When the final contestant remained, the eliminated family members were allowed to vote one of themselves back into the game for the final challenge. The eliminated contestants selected Anthony, the considered the "wild, immature, yet strong" family member. The final contestant, selected by the Board of Trustees, was Michael, considered by many to be the lovable family outcast.

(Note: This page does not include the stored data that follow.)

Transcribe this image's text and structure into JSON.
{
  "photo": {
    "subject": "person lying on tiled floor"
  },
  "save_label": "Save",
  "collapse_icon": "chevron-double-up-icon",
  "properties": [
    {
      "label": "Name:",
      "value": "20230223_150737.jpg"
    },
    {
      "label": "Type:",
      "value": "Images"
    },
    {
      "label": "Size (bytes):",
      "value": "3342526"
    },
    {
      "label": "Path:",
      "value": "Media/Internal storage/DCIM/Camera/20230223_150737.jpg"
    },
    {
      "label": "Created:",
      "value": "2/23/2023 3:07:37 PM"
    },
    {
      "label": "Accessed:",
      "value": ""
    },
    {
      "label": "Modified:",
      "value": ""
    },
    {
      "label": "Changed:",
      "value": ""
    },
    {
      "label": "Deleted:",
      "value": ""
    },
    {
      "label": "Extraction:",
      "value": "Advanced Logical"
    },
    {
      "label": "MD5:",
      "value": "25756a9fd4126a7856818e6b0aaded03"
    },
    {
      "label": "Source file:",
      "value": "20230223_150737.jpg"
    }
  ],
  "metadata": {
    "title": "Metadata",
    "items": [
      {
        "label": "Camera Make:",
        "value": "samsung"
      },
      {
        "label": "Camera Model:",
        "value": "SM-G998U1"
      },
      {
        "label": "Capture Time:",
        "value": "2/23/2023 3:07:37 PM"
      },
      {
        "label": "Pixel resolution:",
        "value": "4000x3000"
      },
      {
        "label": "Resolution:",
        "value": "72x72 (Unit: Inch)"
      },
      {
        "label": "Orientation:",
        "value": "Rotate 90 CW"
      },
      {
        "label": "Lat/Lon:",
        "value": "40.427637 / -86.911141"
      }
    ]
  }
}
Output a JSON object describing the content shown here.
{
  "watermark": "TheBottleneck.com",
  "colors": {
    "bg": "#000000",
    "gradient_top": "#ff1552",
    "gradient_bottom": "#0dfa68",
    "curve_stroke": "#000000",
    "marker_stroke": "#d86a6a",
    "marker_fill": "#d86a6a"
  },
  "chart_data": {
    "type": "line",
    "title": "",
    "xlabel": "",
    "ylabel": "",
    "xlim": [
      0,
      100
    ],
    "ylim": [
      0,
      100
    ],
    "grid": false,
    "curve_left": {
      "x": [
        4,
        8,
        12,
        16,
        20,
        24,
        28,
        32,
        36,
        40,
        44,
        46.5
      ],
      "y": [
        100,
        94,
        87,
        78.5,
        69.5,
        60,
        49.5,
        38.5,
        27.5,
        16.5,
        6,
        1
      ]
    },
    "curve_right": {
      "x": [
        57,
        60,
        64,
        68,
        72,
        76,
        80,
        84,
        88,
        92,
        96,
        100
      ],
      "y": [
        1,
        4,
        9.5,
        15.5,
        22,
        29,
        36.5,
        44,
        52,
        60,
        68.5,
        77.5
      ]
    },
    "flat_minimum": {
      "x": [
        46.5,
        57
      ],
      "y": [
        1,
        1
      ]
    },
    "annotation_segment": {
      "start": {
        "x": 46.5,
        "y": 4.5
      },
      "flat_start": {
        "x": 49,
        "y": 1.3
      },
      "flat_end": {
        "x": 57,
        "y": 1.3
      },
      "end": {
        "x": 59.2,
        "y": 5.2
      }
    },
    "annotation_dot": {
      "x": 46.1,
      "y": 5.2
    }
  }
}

The winner of the final challenge was Anthony, who claimed the Million Dollar Prize. He was given the option of either keeping the money for himself, or splitting the prize equally between the ten members. After remaining in solitary confinement overnight to contemplate his choice, Anthony decided that "[he didn't] deserve more money than anyone who played this game." He chose to split the money equally between the ten, and everyone received $100,000 each.

==The Board of Trustees==
In a twist, the Board of Trustees was, in fact, the household staff, consisting of the maid (Linda Levis), butler (Andrew Lowrey), social secretary (Ringo Allen), personal stylist (Jill Swid) and chef (Franck Porcher). The family was surprised (and some members became visibly upset) to discover that, instead of being judged by business or society experts, they were being judged by the very same people who cleaned their toilets and washed their dishes.

==Elimination order==

| Contestant | Ep 1 | Ep 2 | Ep 3 | Ep 4 | Ep 5 | Ep 6 | Ep 7 | Ep 8 | Ep 9 |
| Cousin Mike | RISK | SAFE | RISK | SAFE | RISK | SAFE | SAFE | CHOICE | LOST |
| Cousin Dawn Marie | SAFE | RISK | SAFE | SAFE | SAFE | SAFE | SAFE | OUT |  |
| Cousin Ed | SAFE | SAFE | SAFE | SAFE | SAFE | RISK | RISK | OUT |  |
| Uncle Michael | SAFE | SAFE | SAFE | SAFE | SAFE | SAFE | OUT |  |  |
| Cousin Jill | SAFE | SAFE | SAFE | RISK | SAFE | OUT |  |  |  |
| Anthony | SAFE | SAFE | SAFE | SAFE | OUT |  |  |  | WON |
| Aunt Donna | SAFE | SAFE | SAFE | OUT |  |  |  |  |  |
| Cousin Maria | SAFE | SAFE | OUT |  |  |  |  |  |  |
| Cousin Melinda | SAFE | OUT |  |  |  |  |  |  |  |
| Cousin Robert | OUT |  |  |  |  |  |  |  |  |

==Critical reception==
The "Family" received mixed reviews upon its debut in 2003. The USA Today described the show as a "tacky debacle," that "ridicul[ed] the family's heritage, from the snobbish dismissal of their preference for Italian food . . . to the on-air logo that echoes the logo for The Godfather."

While the Hollywood Reporter said ""The Family" is a wacky, enjoyable hoot..." "a laugh out loud riot" "that should crack up viewers." And VARIETY called the series "...one of the best comedies on television." "perfectly edited" and "a worthy guilty pleasure."

The popular reception was generally positive, but the show was temporarily pulled from the air at the start of the Iraq War to make room for additional ABC News reports. When the series returned at a later date, it had lost its momentum and was not picked up for a second season.

Italian-American cultural critic George de Stefano credits this reality show, in lampooning the mores and lifestyles of East-coast urban Italian-Americans, as having been the inspiration for more successful yet similar programs such as "Growing up Gotti" and "Jersey Shore".

==British version==
A British version called What the Butler Saw aired on Channel 4 for six episodes from November 11 until December 16, 2004.